La estrecha derrota sufrida en la cancha del plebiscito, desde donde el Gobierno se proponía gambetear los problemas que nos llevaron al conflicto armado, no debería hacer perder de vista algunas coordenadas de desarrollo contempladas en el fallido acuerdo de paz.
Echar por la borda puntos de consenso en temas como la reforma rural y la sustitución de cultivos, compromete las expectativas de sentenciar mejores vientos para las regiones y de generar oportunidades para potenciar el turismo.
El convenio logrado con las Farc permite girar la manivela de los indicadores económicos y sociales de los territorios victimizados por la violencia –precisamente los mismos que apoyaron el Sí-, en donde se materializa buena parte de ese medio país secuestrado desde hace cincuenta y dos años por el grupo guerrillero, y que se proyecta y lo seguirá haciendo como el nuevo polo del desarrollo nacional y el futuro de la industria turística.
El Estado se encuentra obligado a meterle el diente a estas regiones fracturadas, caídas en el olvido y el abandono, y proverbialmente alejadas de su control. La posibilidad de oxigenarlas, a través de inversiones sociales y de escenarios de inclusión y democracia, para encauzarlas hacia su verdadera vocación productiva y turística queda en veremos con los resultados del domingo, y se frena la locomotora encargada de implementar proyectos de corto y largo plazo en materia de desarrollo comunitario; ambiental y paisajístico; vial, de infraestructura y de conectividad.
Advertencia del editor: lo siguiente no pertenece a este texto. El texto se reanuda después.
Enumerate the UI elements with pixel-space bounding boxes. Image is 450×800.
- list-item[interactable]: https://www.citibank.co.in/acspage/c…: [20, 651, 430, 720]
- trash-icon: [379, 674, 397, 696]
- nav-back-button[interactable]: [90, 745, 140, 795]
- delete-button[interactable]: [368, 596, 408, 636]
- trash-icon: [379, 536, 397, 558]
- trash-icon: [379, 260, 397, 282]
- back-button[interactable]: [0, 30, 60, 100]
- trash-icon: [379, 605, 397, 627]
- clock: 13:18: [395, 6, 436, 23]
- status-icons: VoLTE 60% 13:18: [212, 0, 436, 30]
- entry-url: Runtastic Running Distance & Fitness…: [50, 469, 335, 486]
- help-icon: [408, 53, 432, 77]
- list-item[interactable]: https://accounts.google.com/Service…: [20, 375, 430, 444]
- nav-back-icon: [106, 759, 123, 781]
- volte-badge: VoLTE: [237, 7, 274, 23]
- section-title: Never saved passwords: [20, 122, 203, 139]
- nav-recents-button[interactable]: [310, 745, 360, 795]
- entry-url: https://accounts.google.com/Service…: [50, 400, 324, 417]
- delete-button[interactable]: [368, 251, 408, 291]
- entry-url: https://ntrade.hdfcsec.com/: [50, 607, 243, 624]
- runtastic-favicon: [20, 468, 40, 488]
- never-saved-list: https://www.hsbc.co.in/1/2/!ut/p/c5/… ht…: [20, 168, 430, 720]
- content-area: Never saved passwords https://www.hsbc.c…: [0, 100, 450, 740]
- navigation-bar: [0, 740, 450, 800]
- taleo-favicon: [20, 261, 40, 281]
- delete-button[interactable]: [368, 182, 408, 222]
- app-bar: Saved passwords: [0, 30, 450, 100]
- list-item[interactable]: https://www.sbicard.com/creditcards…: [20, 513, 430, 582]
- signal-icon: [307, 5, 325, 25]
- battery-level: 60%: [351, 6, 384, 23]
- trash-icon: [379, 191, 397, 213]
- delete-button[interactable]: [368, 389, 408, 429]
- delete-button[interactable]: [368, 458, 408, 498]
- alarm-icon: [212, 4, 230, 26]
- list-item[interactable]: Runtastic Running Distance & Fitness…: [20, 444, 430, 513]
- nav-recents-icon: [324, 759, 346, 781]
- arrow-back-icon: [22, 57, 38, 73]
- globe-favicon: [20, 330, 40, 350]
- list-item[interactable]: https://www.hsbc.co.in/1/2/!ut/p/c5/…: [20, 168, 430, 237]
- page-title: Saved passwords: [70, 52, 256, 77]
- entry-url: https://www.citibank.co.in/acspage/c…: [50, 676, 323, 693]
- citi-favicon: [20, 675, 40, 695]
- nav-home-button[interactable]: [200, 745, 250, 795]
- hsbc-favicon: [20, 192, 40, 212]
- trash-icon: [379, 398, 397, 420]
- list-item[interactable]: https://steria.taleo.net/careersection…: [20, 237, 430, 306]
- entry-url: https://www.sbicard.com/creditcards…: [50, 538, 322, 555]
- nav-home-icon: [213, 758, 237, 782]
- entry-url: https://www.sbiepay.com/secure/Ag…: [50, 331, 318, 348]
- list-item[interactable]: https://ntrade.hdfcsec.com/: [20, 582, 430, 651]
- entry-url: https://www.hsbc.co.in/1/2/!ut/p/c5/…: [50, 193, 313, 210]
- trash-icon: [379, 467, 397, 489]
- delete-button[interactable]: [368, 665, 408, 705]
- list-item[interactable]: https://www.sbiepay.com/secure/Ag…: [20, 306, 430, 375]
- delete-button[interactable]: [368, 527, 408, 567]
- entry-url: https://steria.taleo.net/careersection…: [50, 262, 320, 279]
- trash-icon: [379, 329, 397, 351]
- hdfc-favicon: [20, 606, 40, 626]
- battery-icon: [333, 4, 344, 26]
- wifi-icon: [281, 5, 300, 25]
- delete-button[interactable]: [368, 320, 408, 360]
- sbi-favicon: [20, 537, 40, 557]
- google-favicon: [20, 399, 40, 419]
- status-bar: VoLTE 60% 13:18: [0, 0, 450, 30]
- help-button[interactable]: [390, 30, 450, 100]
El reto de voltear las páginas de violencia, desigualdad y pobreza en dichos territorios deberá mantenerse y encauzarse como política de Estado, dentro del propósito de trazarles caminos de prosperidad a sus habitantes, y de abrirles ventanas a las posibilidades de extender la frontera territorial para el turismo, dada su atractiva gama de propuestas culturales, arqueológicas, ecológicas, agrícolas, acuáticas y de aventura. Concurre allí un generoso mercado, abundante en experiencias vivenciales y contemplativas, el más autóctono y genuino que pudiera ofrecerse dentro del portafolio colombiano. Un inestimable patrimonio que por sus ventajas comparativas ya quisieran tener, visibilizar y disfrutar muchos países.
La regionalización del turismo garantiza la descentralización del sector y les abre espacio a estas tierras estigmatizadas para incorporarse dentro de su cosecha. Los actores públicos y privados a nivel nacional, seccional y municipal, y la sociedad organizada, no pueden dejar al margen su responsabilidad para contribuir a su rescate; integrar y estructurar procesos de gestión para planificar y reglamentar la prestación de los servicios, y garantizar la seguridad de turistas y residentes. Las propuestas regionales deberán impulsarse y moverse al mismo ritmo del posicionamiento de los tradicionales destinos ya masificados.
El turismo –tan cercano a convertirse en el primer generador de divisas- resulta ser un gran aliado en el ejercicio de cimentar las bases de la paz, para echar a rodar el irreversible proceso de construcción de una nación moderna, inclusiva y sostenible. Poner a manteles su inigualable y desperdiciada oferta de recursos naturales, de particularidades climáticas y de culturas nativas, será una apuesta que garantizará progreso y multiplicará viajeros e inversionistas.
El presidente Santos tendrá ahora que vestirse de overol para liderar una compleja convocatoria con la oposición política y la cúpula insurgente, y evitar de esta manera que su trabajo de cinco años se diluya y vuelvan a retumbar los tambores de la guerra. Salvar herramientas importantes del acuerdo permitirá crear tejido social y fortalecer las provincias, desde donde deberá forjarse el turismo colombiano. Aunque el mandatario perdió su primera partida, promete seguir trabajando por la paz y el desarrollo, una vez se sacuda del tropezón con el que el ex presidente Uribe y los seguidores del No, nos hicieron aplazar el gustico.